Because so many things could have gone wrong that did not go wrong, I cannot watch the successful trajectory of James Webb Telescope without marveling at the unlikely feat it is and seeing “cosmic flow.” In my eyes, with my view of God as the force not only behind the Big Bang, but as a force at the center of, or immanent in, every created thing that issued from that inception point of creation, I see the James Webb as a stunning example of the cosmic flow making things right. I wonder at what the cosmic flow is revealing to us through the experience (I do see the cosmic flow as revelatory, as well as redemptive). Might it be revealing how very small we are? How relative and insignificant are our little problems. How much larger than we can even imagine, or characterize in our tightly bounded myths and texts, is this thing we call “Creator,” “Great Spirit,” “God.”
Of course, the problem with thinking about cosmic flow is how to integrate all of the things that go wrong. Does a child dying of cancer mean that child’s life was not in the cosmic flow? Does the failure of a freeway off-ramp that collapses on people, killing many, mean this was part of the cosmic flow? Clearly not. Many things impede the flow. Terrible things happen that are contrary to wholeness and not life-giving but life-destroying. Still, the flow keeps on its course of redemption and repair, bringing newness and life even in the wake of failure and destruction. Terrible things happen despite the cosmic flow in part because humans make terrible things happen. But the cosmic flow keeps working to set things right, in ways infinitesimal and grand.
Scientists might take offense at the inclusion of God in a course of action (the creation and deployment of the James Webb) that was the successful effort of hundreds of incredibly smart, skilled people. These people made the James Webb what it is. As I note their work, I also believe that the cosmic flow depends on human action (and the action of other creatures), and that their work is part of the flow.
I’ve seen the redemptive, reparative force of God, or cosmic flow, play out in my life and the lives of those close to me over and over. This is why it’s so integral to my view of life and the world. If the most reliable evidence is experience, this trend toward wholeness is the most reliable thing I know. I also believe we are imbued with God and are God’s hands and feet. So we play an integral role in the flow. We don’t sit back and pray and expect God to act supernaturally. We participate in redemption. Therefore, we pray less with our words and more with our limbs, our voices, our hearts.

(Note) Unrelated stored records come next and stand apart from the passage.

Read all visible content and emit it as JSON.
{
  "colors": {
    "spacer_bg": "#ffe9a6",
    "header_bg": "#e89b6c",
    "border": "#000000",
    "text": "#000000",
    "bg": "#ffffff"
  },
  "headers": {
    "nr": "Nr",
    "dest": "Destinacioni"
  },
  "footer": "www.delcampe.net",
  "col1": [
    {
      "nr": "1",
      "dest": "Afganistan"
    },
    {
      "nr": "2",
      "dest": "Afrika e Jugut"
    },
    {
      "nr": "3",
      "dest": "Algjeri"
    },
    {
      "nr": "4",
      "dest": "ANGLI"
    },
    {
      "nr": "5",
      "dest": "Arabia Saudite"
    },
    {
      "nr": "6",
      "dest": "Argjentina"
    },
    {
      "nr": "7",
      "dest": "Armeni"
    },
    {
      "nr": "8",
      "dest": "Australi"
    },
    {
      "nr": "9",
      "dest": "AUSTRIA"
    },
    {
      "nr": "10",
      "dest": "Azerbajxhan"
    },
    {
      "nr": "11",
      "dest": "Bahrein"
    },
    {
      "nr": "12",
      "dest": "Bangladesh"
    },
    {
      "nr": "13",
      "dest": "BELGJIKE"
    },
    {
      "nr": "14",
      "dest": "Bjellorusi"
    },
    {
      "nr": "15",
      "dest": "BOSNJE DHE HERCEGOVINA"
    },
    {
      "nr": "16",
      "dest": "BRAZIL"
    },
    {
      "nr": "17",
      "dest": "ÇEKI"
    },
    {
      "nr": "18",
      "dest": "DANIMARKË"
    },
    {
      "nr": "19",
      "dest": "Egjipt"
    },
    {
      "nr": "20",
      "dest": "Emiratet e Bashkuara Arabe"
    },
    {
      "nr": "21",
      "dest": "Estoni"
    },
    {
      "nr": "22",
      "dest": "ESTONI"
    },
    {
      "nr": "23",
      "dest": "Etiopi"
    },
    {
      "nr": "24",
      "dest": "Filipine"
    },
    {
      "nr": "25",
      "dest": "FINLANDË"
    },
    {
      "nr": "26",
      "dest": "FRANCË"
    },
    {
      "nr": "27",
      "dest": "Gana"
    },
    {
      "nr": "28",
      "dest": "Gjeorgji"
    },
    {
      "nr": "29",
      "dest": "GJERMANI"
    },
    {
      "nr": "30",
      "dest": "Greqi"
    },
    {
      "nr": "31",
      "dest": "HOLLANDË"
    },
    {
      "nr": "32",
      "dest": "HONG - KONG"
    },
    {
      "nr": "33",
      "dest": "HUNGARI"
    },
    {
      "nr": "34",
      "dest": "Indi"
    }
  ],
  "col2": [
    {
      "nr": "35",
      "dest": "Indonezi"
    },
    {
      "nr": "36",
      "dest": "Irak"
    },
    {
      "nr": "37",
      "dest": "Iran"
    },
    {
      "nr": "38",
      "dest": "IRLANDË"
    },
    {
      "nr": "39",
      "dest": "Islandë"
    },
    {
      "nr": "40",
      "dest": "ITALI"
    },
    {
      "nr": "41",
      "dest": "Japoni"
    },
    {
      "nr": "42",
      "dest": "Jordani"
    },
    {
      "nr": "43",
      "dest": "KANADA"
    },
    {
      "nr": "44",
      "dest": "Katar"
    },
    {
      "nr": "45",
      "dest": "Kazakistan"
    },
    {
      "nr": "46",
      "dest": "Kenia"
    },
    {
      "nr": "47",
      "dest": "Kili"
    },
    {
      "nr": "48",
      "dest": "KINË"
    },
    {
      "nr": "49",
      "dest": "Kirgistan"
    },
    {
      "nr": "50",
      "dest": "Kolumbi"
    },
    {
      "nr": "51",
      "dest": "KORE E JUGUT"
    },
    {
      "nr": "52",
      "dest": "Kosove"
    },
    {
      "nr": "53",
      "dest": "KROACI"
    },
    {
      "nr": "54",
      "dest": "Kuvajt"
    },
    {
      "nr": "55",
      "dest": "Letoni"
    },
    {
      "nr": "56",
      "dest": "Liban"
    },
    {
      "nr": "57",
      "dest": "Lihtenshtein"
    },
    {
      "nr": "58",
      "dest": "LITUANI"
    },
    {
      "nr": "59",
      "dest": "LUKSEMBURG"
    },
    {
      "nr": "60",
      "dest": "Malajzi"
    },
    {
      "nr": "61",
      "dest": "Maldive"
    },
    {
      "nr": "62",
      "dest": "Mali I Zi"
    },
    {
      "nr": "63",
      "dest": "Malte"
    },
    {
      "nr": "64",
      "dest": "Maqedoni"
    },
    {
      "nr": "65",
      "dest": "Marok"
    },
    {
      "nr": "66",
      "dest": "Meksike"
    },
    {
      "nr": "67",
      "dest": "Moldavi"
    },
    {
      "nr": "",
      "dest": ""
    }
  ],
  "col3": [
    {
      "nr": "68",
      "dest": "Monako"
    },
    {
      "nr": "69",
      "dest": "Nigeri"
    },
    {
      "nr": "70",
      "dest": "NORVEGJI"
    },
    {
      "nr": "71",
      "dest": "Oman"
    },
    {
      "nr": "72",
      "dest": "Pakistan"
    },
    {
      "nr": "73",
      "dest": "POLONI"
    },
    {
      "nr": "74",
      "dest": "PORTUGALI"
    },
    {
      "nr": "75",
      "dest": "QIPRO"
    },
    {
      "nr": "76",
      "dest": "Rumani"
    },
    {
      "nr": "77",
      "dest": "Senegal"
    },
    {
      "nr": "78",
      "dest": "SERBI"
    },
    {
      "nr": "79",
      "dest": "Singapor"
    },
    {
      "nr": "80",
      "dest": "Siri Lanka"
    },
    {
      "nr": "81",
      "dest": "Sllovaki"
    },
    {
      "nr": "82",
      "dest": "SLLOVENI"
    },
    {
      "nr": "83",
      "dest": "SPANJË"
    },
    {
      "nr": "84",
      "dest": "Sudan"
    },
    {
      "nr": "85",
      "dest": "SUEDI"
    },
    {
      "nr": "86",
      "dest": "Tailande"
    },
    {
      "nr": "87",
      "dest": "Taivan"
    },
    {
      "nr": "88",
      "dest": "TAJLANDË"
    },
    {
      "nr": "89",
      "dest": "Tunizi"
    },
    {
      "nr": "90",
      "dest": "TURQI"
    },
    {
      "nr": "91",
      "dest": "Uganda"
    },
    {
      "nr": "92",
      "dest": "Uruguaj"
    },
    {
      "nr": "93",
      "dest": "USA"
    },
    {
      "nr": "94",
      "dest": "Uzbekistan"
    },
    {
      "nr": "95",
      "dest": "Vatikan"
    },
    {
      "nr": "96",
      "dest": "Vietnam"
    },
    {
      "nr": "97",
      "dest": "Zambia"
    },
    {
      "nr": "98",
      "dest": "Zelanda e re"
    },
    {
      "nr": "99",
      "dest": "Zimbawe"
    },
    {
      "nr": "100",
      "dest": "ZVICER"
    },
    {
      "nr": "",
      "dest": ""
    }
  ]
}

Cosmic flow is where I find hope. Not in a naïve idea that things cannot and will not go wrong. But that even the things we break are, over time, becoming repaired. And sometimes things go right that needn’t have gone right at all. In these instances, as in the flawless deployment of the James Webb Telescope, I’m prone to see cosmic flow at work. And as a group of astronomers has said of the James Webb: “The telescope and instrument suite have demonstrated the sensitivity, stability, image quality, and spectral range that are necessary to transform our understanding of the cosmos through observations spanning from near-earth asteroids to the most distant galaxies.”
Wonder doesn’t even begin to cover it.